L'ultima fase della sua produzione vede il pittore stanco, alla perenne ricerca di esiti stilistici originali e
innovativi, che si tradurranno in lavori privi di originalità formale e infelici nella stesura pittorica, a causa anche
dell'impiego di stravaganti tecniche miste di colori a olio stemperati con solventi, carboncino, gessetti, matite
policrome, pastelli e biacca. Sono di questo periodo i più di cinquanta studi, schizzi e disegni preparatori della serie
"dalle macchie sui muri", presenti in Collezione Civica grazie al Legato del pittore.

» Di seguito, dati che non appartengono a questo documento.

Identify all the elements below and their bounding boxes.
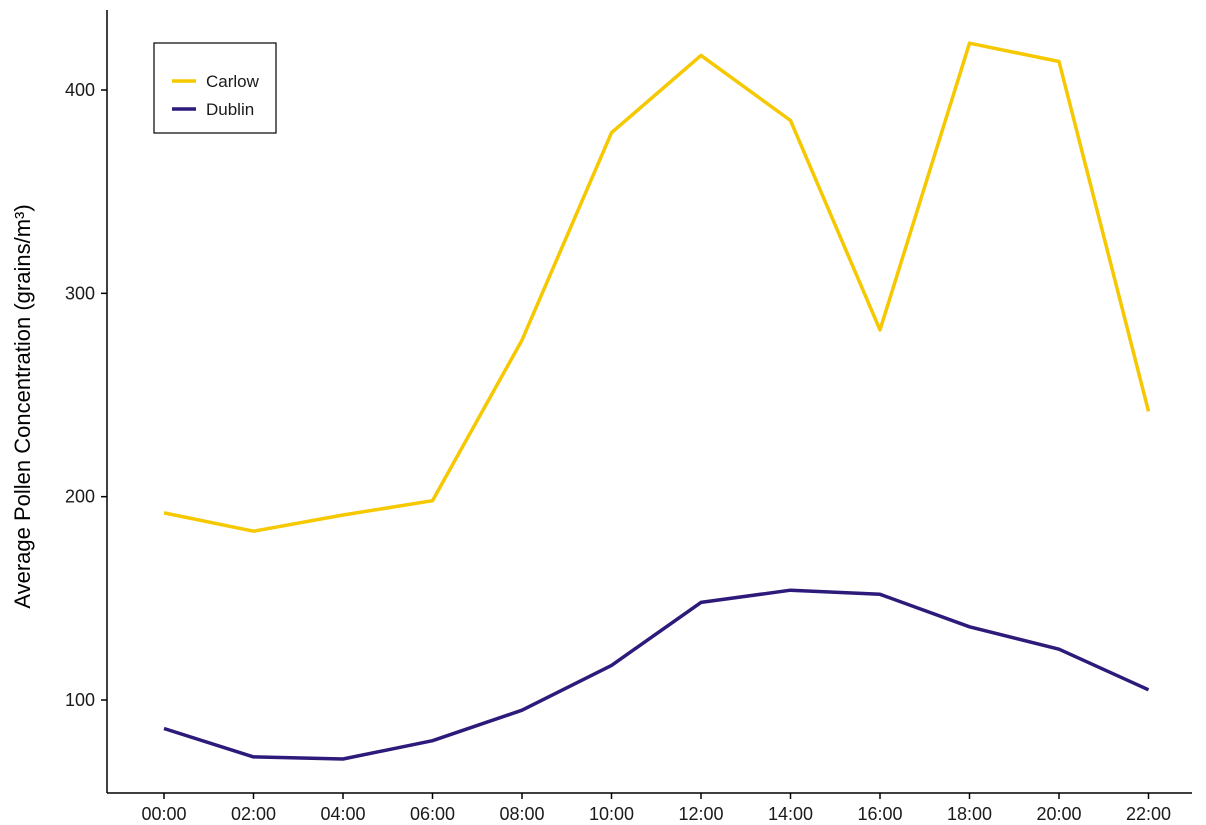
y-tick-label: 400 <box>65 80 95 100</box>
series-layer <box>163 41 1151 761</box>
axes <box>106 10 1192 794</box>
legend-label: Carlow <box>206 72 260 91</box>
x-tick-label: 10:00 <box>589 804 634 824</box>
series-line-dublin <box>163 588 1150 761</box>
x-tick-label: 16:00 <box>857 804 902 824</box>
x-tick-label: 20:00 <box>1036 804 1081 824</box>
x-tick-label: 06:00 <box>410 804 455 824</box>
x-tick-label: 14:00 <box>768 804 813 824</box>
legend: Carlow Dublin <box>153 42 277 134</box>
x-tick-label: 18:00 <box>947 804 992 824</box>
x-tick-label: 04:00 <box>320 804 365 824</box>
y-tick-label: 100 <box>65 690 95 710</box>
x-ticks: 00:00 02:00 04:00 06:00 08:00 10:00 12:00 14:00… <box>141 793 1171 824</box>
x-tick-label: 00:00 <box>141 804 186 824</box>
y-tick-label: 300 <box>65 283 95 303</box>
y-tick-label: 200 <box>65 487 95 507</box>
y-ticks: 100 200 300 400 <box>65 80 107 710</box>
x-tick-label: 08:00 <box>499 804 544 824</box>
y-axis-title: Average Pollen Concentration (grains/m³) <box>10 204 35 608</box>
series-line-carlow <box>163 41 1151 533</box>
x-tick-label: 02:00 <box>231 804 276 824</box>
legend-box <box>153 42 277 134</box>
x-tick-label: 22:00 <box>1126 804 1171 824</box>
x-tick-label: 12:00 <box>678 804 723 824</box>
legend-label: Dublin <box>206 100 254 119</box>
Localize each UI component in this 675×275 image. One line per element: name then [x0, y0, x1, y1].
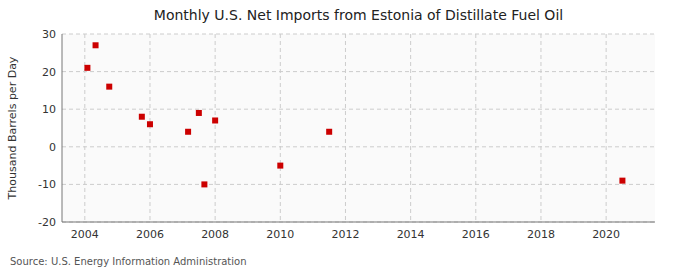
grid: [62, 34, 655, 222]
x-grid-line: [606, 34, 607, 222]
title: Monthly U.S. Net Imports from Estonia of…: [154, 7, 563, 23]
y-tick-label: 0: [49, 141, 56, 154]
x-tick-label: 2010: [266, 228, 294, 241]
x-tick-label: 2012: [331, 228, 359, 241]
x-tick-label: 2016: [462, 228, 490, 241]
x-tick-label: 2004: [71, 228, 99, 241]
y-grid-line: [62, 34, 655, 35]
point: [326, 129, 332, 135]
y-tick-label: 20: [42, 66, 56, 79]
x-tick-label: 2018: [527, 228, 555, 241]
points: [84, 42, 625, 187]
x-tick-label: 2008: [201, 228, 229, 241]
point: [185, 129, 191, 135]
chart: -20 -10 0 10 20 30 2004 2006 2008 2010 2012 2014 201…: [0, 0, 675, 275]
point: [277, 163, 283, 169]
x-grid-line: [215, 34, 216, 222]
y-grid-line: [62, 184, 655, 185]
source-note: Source: U.S. Energy Information Administ…: [10, 256, 247, 267]
y-tick-label: -20: [38, 216, 56, 229]
point: [201, 181, 207, 187]
y-tick-label: 30: [42, 28, 56, 41]
x-tick-label: 2014: [397, 228, 425, 241]
point: [196, 110, 202, 116]
y-grid-line: [62, 146, 655, 147]
point: [106, 84, 112, 90]
y-grid-line: [62, 222, 655, 223]
point: [139, 114, 145, 120]
y-tick-label: 10: [42, 103, 56, 116]
x-tick-label: 2020: [592, 228, 620, 241]
y-axis-line: [62, 34, 63, 222]
point: [147, 121, 153, 127]
point: [84, 65, 90, 71]
x-axis-line: [62, 222, 655, 223]
point: [212, 117, 218, 123]
y-grid-line: [62, 109, 655, 110]
y-grid-line: [62, 71, 655, 72]
point: [93, 42, 99, 48]
x-grid-line: [149, 34, 150, 222]
y-tick-label: -10: [38, 178, 56, 191]
x-grid-line: [410, 34, 411, 222]
x-grid-line: [345, 34, 346, 222]
x-grid-line: [84, 34, 85, 222]
x-grid-line: [475, 34, 476, 222]
point: [619, 178, 625, 184]
y-axis-label: Thousand Barrels per Day: [6, 56, 19, 200]
x-grid-line: [540, 34, 541, 222]
x-grid-line: [280, 34, 281, 222]
plot-area: [62, 34, 655, 222]
x-tick-label: 2006: [136, 228, 164, 241]
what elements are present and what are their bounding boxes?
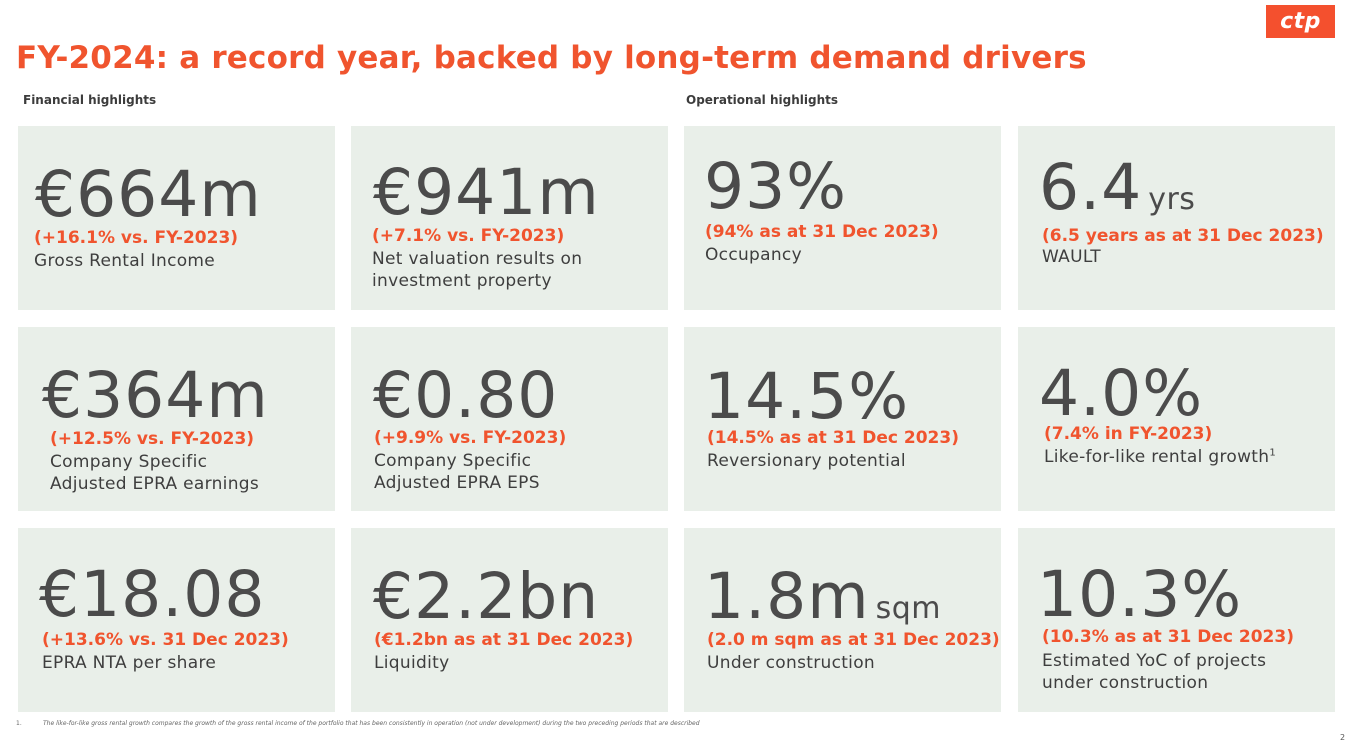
card-like-for-like-rental-growth: 4.0% (7.4% in FY-2023) Like-for-like ren… (1018, 327, 1335, 511)
card-adjusted-epra-eps: €0.80 (+9.9% vs. FY-2023) Company Specif… (351, 327, 668, 511)
card-gross-rental-income: €664m (+16.1% vs. FY-2023) Gross Rental … (18, 126, 335, 310)
card-note: (94% as at 31 Dec 2023) (705, 222, 939, 242)
card-note: (+16.1% vs. FY-2023) (34, 228, 239, 248)
card-value: 93% (704, 150, 848, 223)
card-note: (7.4% in FY-2023) (1044, 424, 1213, 444)
card-description: EPRA NTA per share (42, 653, 217, 673)
card-value: €0.80 (373, 359, 559, 432)
card-estimated-yoc: 10.3% (10.3% as at 31 Dec 2023) Estimate… (1018, 528, 1335, 712)
card-net-valuation-results: €941m (+7.1% vs. FY-2023) Net valuation … (351, 126, 668, 310)
card-value: 6.4 yrs (1039, 151, 1196, 224)
card-description: WAULT (1042, 247, 1101, 267)
card-epra-nta-per-share: €18.08 (+13.6% vs. 31 Dec 2023) EPRA NTA… (18, 528, 335, 712)
footnote-text: The like-for-like gross rental growth co… (43, 720, 700, 727)
card-value: €18.08 (39, 558, 266, 631)
page-number: 2 (1340, 733, 1346, 742)
card-value: 14.5% (704, 360, 910, 433)
card-note: (+12.5% vs. FY-2023) (50, 429, 255, 449)
card-value: €941m (373, 156, 600, 229)
card-note: (+13.6% vs. 31 Dec 2023) (42, 630, 289, 650)
card-value: €364m (42, 359, 269, 432)
card-description: Company Specific Adjusted EPRA EPS (374, 451, 540, 493)
card-description: Under construction (707, 653, 875, 673)
card-note: (10.3% as at 31 Dec 2023) (1042, 627, 1294, 647)
operational-highlights-label: Operational highlights (686, 93, 838, 107)
card-value: €664m (35, 158, 262, 231)
card-note: (14.5% as at 31 Dec 2023) (707, 428, 959, 448)
footnote-number: 1. (16, 720, 22, 727)
card-note: (+7.1% vs. FY-2023) (372, 226, 565, 246)
card-note: (+9.9% vs. FY-2023) (374, 428, 567, 448)
card-wault: 6.4 yrs (6.5 years as at 31 Dec 2023) WAU… (1018, 126, 1335, 310)
card-description: Liquidity (374, 653, 450, 673)
card-description: Estimated YoC of projects under construct… (1042, 651, 1267, 693)
card-value: 1.8m sqm (704, 560, 941, 633)
card-description: Like-for-like rental growth1 (1044, 447, 1276, 467)
card-description: Reversionary potential (707, 451, 906, 471)
card-unit: sqm (875, 591, 941, 626)
card-reversionary-potential: 14.5% (14.5% as at 31 Dec 2023) Reversio… (684, 327, 1001, 511)
card-value: 10.3% (1037, 558, 1243, 631)
card-occupancy: 93% (94% as at 31 Dec 2023) Occupancy (684, 126, 1001, 310)
ctp-logo: ctp (1266, 5, 1335, 38)
card-unit: yrs (1148, 182, 1196, 217)
card-description: Net valuation results on investment prope… (372, 249, 583, 291)
card-description: Gross Rental Income (34, 251, 216, 271)
card-note: (€1.2bn as at 31 Dec 2023) (374, 630, 634, 650)
card-note: (6.5 years as at 31 Dec 2023) (1042, 226, 1324, 246)
card-value: €2.2bn (373, 560, 600, 633)
card-description: Company Specific Adjusted EPRA earnings (50, 452, 260, 494)
page-title: FY-2024: a record year, backed by long-t… (16, 40, 1087, 76)
footnote-reference: 1 (1269, 447, 1276, 459)
card-note: (2.0 m sqm as at 31 Dec 2023) (707, 630, 1000, 650)
card-value: 4.0% (1039, 357, 1204, 430)
card-under-construction: 1.8m sqm (2.0 m sqm as at 31 Dec 2023) Un… (684, 528, 1001, 712)
card-adjusted-epra-earnings: €364m (+12.5% vs. FY-2023) Company Speci… (18, 327, 335, 511)
card-description: Occupancy (705, 245, 802, 265)
financial-highlights-label: Financial highlights (23, 93, 157, 107)
card-liquidity: €2.2bn (€1.2bn as at 31 Dec 2023) Liquid… (351, 528, 668, 712)
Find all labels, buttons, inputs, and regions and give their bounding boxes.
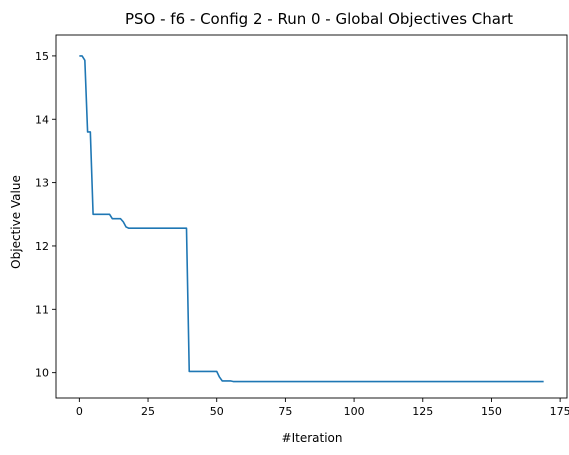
plot-area-frame	[55, 34, 568, 399]
series-layer	[79, 55, 544, 383]
x-tick-label: 150	[481, 405, 502, 418]
x-axis-ticks: 0 25 50 75 100 125 150 175	[76, 398, 569, 418]
series-line	[79, 55, 544, 383]
y-tick-label: 14	[35, 113, 49, 126]
y-tick-label: 13	[35, 177, 49, 190]
x-tick-label: 0	[76, 405, 83, 418]
y-axis-label: Objective Value	[9, 175, 23, 269]
y-tick-label: 15	[35, 50, 49, 63]
x-tick-label: 175	[550, 405, 569, 418]
x-tick-label: 125	[412, 405, 433, 418]
x-axis-label: #Iteration	[282, 431, 343, 445]
y-axis-ticks: 10 11 12 13 14 15	[35, 50, 56, 380]
x-tick-label: 100	[344, 405, 365, 418]
x-tick-label: 75	[278, 405, 292, 418]
x-tick-label: 25	[141, 405, 155, 418]
y-tick-label: 10	[35, 367, 49, 380]
x-tick-label: 50	[210, 405, 224, 418]
chart-title: PSO - f6 - Config 2 - Run 0 - Global Obj…	[125, 10, 513, 28]
y-tick-label: 12	[35, 240, 49, 253]
y-tick-label: 11	[35, 303, 49, 316]
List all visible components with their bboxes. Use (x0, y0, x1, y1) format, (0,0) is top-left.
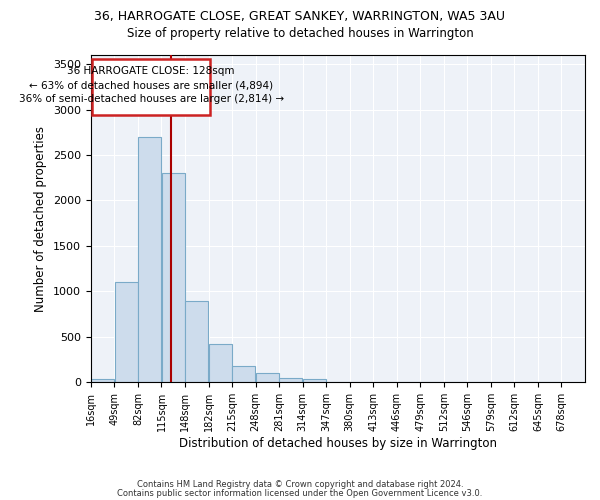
FancyBboxPatch shape (92, 58, 210, 115)
Bar (91, 378, 114, 382)
Bar (209, 344, 232, 383)
Text: ← 63% of detached houses are smaller (4,894): ← 63% of detached houses are smaller (4,… (29, 80, 273, 90)
Text: 36, HARROGATE CLOSE, GREAT SANKEY, WARRINGTON, WA5 3AU: 36, HARROGATE CLOSE, GREAT SANKEY, WARRI… (95, 10, 505, 23)
Bar (185, 302, 208, 382)
X-axis label: Distribution of detached houses by size in Warrington: Distribution of detached houses by size … (179, 437, 497, 450)
Text: Contains public sector information licensed under the Open Government Licence v3: Contains public sector information licen… (118, 489, 482, 498)
Bar (279, 378, 302, 382)
Text: 36 HARROGATE CLOSE: 128sqm: 36 HARROGATE CLOSE: 128sqm (67, 66, 235, 76)
Text: Size of property relative to detached houses in Warrington: Size of property relative to detached ho… (127, 28, 473, 40)
Bar (256, 374, 279, 382)
Bar (115, 282, 138, 382)
Bar (138, 137, 161, 382)
Bar (232, 366, 256, 382)
Y-axis label: Number of detached properties: Number of detached properties (34, 126, 47, 312)
Text: Contains HM Land Registry data © Crown copyright and database right 2024.: Contains HM Land Registry data © Crown c… (137, 480, 463, 489)
Bar (303, 379, 326, 382)
Bar (161, 173, 185, 382)
Text: 36% of semi-detached houses are larger (2,814) →: 36% of semi-detached houses are larger (… (19, 94, 284, 104)
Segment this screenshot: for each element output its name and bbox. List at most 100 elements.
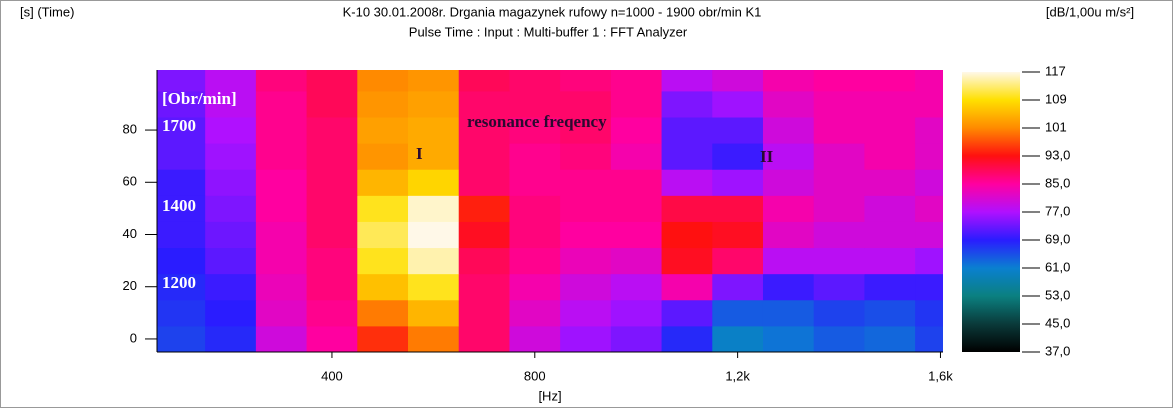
heatmap-cell [915,143,943,170]
heatmap-cell [509,221,561,249]
heatmap-cell [610,325,663,352]
heatmap-cell [712,90,764,118]
heatmap-cell [458,273,510,301]
heatmap-cell [357,299,409,327]
heatmap-cell [864,143,916,170]
heatmap-cell [458,299,510,327]
heatmap-cell [610,117,663,144]
heatmap-cell [408,169,460,196]
heatmap-cell [205,247,257,275]
heatmap-cell [357,90,409,118]
heatmap-cell [205,299,257,327]
heatmap-cell [560,117,612,144]
heatmap-cell [306,195,358,222]
colorbar-tick-label: 61,0 [1045,259,1070,274]
heatmap-cell [661,143,713,170]
heatmap-cell [762,117,815,144]
heatmap-cell [408,143,460,170]
heatmap-cell [560,247,612,275]
heatmap-cell [306,299,358,327]
heatmap-cell [306,169,358,196]
heatmap-cell [610,70,663,92]
heatmap-cell [157,70,206,92]
heatmap-cell [661,90,713,118]
heatmap-cell [306,247,358,275]
annotation: resonance freqency [467,112,607,131]
colorbar-tick-label: 53,0 [1045,287,1070,302]
heatmap-cell [205,143,257,170]
heatmap-cell [661,195,713,222]
heatmap-cell [205,273,257,301]
heatmap-cell [560,169,612,196]
heatmap-cell [205,195,257,222]
heatmap-cell [157,117,206,144]
heatmap-cell [157,247,206,275]
heatmap-cell [157,143,206,170]
heatmap-cell [458,325,510,352]
heatmap-cell [712,325,764,352]
heatmap-cell [357,143,409,170]
heatmap-cell [560,273,612,301]
heatmap-cell [408,299,460,327]
heatmap-cell [813,143,865,170]
heatmap-cell [762,90,815,118]
y-tick-label: 60 [123,174,137,189]
heatmap-cell [610,143,663,170]
heatmap-cell [560,70,612,92]
heatmap-cell [712,247,764,275]
x-tick-label: 800 [524,368,546,383]
heatmap-cell [864,247,916,275]
x-tick-label: 1,6k [928,368,953,383]
heatmap-cell [157,325,206,352]
heatmap-cell [408,221,460,249]
heatmap-cell [915,299,943,327]
heatmap-cell [813,221,865,249]
heatmap-cell [762,70,815,92]
colorbar [962,72,1020,352]
heatmap-cell [306,117,358,144]
heatmap-cell [560,90,612,118]
heatmap-cell [762,195,815,222]
heatmap-cell [255,169,308,196]
heatmap-cell [408,117,460,144]
heatmap-cell [509,117,561,144]
heatmap-cell [458,195,510,222]
heatmap-cell [255,325,308,352]
heatmap-cell [610,299,663,327]
heatmap-cell [712,70,764,92]
heatmap-cell [205,221,257,249]
heatmap-cell [458,117,510,144]
heatmap-cell [458,143,510,170]
heatmap-cell [813,325,865,352]
heatmap-cell [864,70,916,92]
heatmap-cell [661,221,713,249]
heatmap-cell [509,169,561,196]
heatmap-cell [864,117,916,144]
heatmap-cell [560,325,612,352]
heatmap-cell [157,299,206,327]
heatmap-cell [458,247,510,275]
heatmap-cell [712,299,764,327]
colorbar-tick-label: 109 [1045,91,1067,106]
heatmap-cell [762,325,815,352]
annotation: II [760,147,774,166]
heatmap-cell [813,195,865,222]
heatmap-cell [610,247,663,275]
heatmap-cell [712,117,764,144]
heatmap-cell [813,90,865,118]
colorbar-label: [dB/1,00u m/s²] [1046,4,1134,19]
heatmap-cell [357,117,409,144]
heatmap-cell [357,70,409,92]
heatmap-cell [306,325,358,352]
heatmap-cell [712,221,764,249]
heatmap-cell [661,169,713,196]
heatmap-cell [864,90,916,118]
heatmap-cell [762,221,815,249]
heatmap-cell [610,221,663,249]
y-axis-label: [s] (Time) [20,4,74,19]
heatmap-cell [255,70,308,92]
heatmap-cell [762,143,815,170]
heatmap-cell [306,143,358,170]
heatmap-cell [357,221,409,249]
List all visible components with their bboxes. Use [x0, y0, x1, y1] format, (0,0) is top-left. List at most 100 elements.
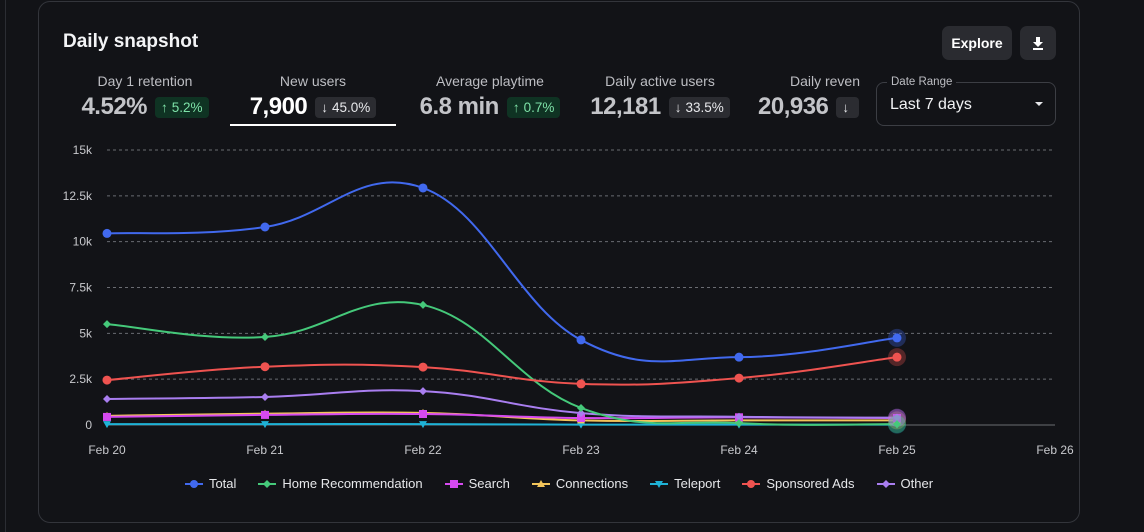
data-point-total: [576, 335, 586, 345]
download-icon: [1033, 36, 1043, 50]
data-point-other: [893, 413, 901, 422]
daily-snapshot-card: [38, 1, 1080, 523]
tab-label: Daily reven: [789, 73, 860, 89]
line-chart: 0 2.5k 5k 7.5k 10k 12.5k 15k Feb 20 Feb 21 Feb 22…: [63, 143, 1074, 457]
tab-value: 4.52%: [81, 93, 148, 120]
arrow-down-icon: ↓: [321, 99, 329, 115]
y-tick-label: 7.5k: [69, 281, 93, 295]
change-badge: ↑ 5.2%: [155, 96, 209, 118]
data-point-teleport: [419, 421, 427, 429]
legend-swatch-icon: [444, 479, 463, 488]
legend-label: Other: [900, 476, 934, 491]
arrow-down-icon: ↓: [674, 99, 682, 115]
y-tick-label: 2.5k: [69, 372, 93, 386]
series-line-total: [106, 181, 898, 363]
x-tick-label: Feb 26: [1036, 443, 1074, 457]
data-point-sponsored: [734, 373, 744, 383]
series-line-other: [106, 389, 898, 419]
page-edge-line: [5, 0, 6, 532]
y-tick-label: 10k: [73, 235, 93, 249]
data-point-total: [260, 222, 270, 232]
data-point-search: [103, 412, 111, 421]
change-badge: ↓: [836, 96, 860, 118]
data-point-home: [735, 419, 743, 428]
date-range-value: Last 7 days: [890, 96, 972, 113]
y-tick-label: 12.5k: [63, 189, 93, 203]
legend-marker: [655, 480, 664, 488]
legend-item-connections[interactable]: Connections: [531, 476, 629, 491]
tab-day-1-retention[interactable]: Day 1 retention 4.52% ↑ 5.2%: [62, 66, 228, 128]
legend-swatch-icon: [742, 479, 761, 488]
legend-label: Total: [208, 476, 237, 491]
x-tick-label: Feb 22: [404, 443, 442, 457]
legend-label: Connections: [555, 476, 629, 491]
data-point-sponsored: [102, 375, 112, 385]
caret-down-icon: [1035, 102, 1043, 106]
tab-average-playtime[interactable]: Average playtime 6.8 min ↑ 0.7%: [402, 66, 578, 128]
data-point-home: [419, 300, 427, 309]
data-point-teleport: [103, 421, 111, 429]
legend-item-home[interactable]: Home Recommendation: [258, 476, 423, 491]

Angelo Dall'Oca Bianca muore nella sua casa di Santa Maria Rocca Maggiore nel maggio 1942. Nel suo testamento esprime il
desiderio di "incidere sulla mia lapide il seguente pensiero, che io ebbi a scrivere molti anni or sono in occasione di
un referendum indetto da una rivista in cui si chiedeva: Vi piace o no morire?. Alla strana domanda io diedi una risposta
che sintetizza il mio temperamento e tutta la mia esistenza; eccola ['Impiego tutte le mie virtù per passare il giorno
con la maggior letizia ma giunto a sera, quando il sonno ha la cortesia di venirmi a trovare, io lo colgo con un fremito
di vera gioia! ... Così, come passo dalle occupazioni del giorno, nel riposo della notte, io passerò anche dalla vita alla
morte'] E poi... il pensiero di compiere al fine qualcosa da cui possa raccogliere l'approvazione dei più, mentre i più
hanno sempre disapprovato tutte le mie cose, mi sorride immensamente e mi incoraggia alla mia filosofia del 'salto finale':
Oh questo sarà certo... il mio capolavoro!".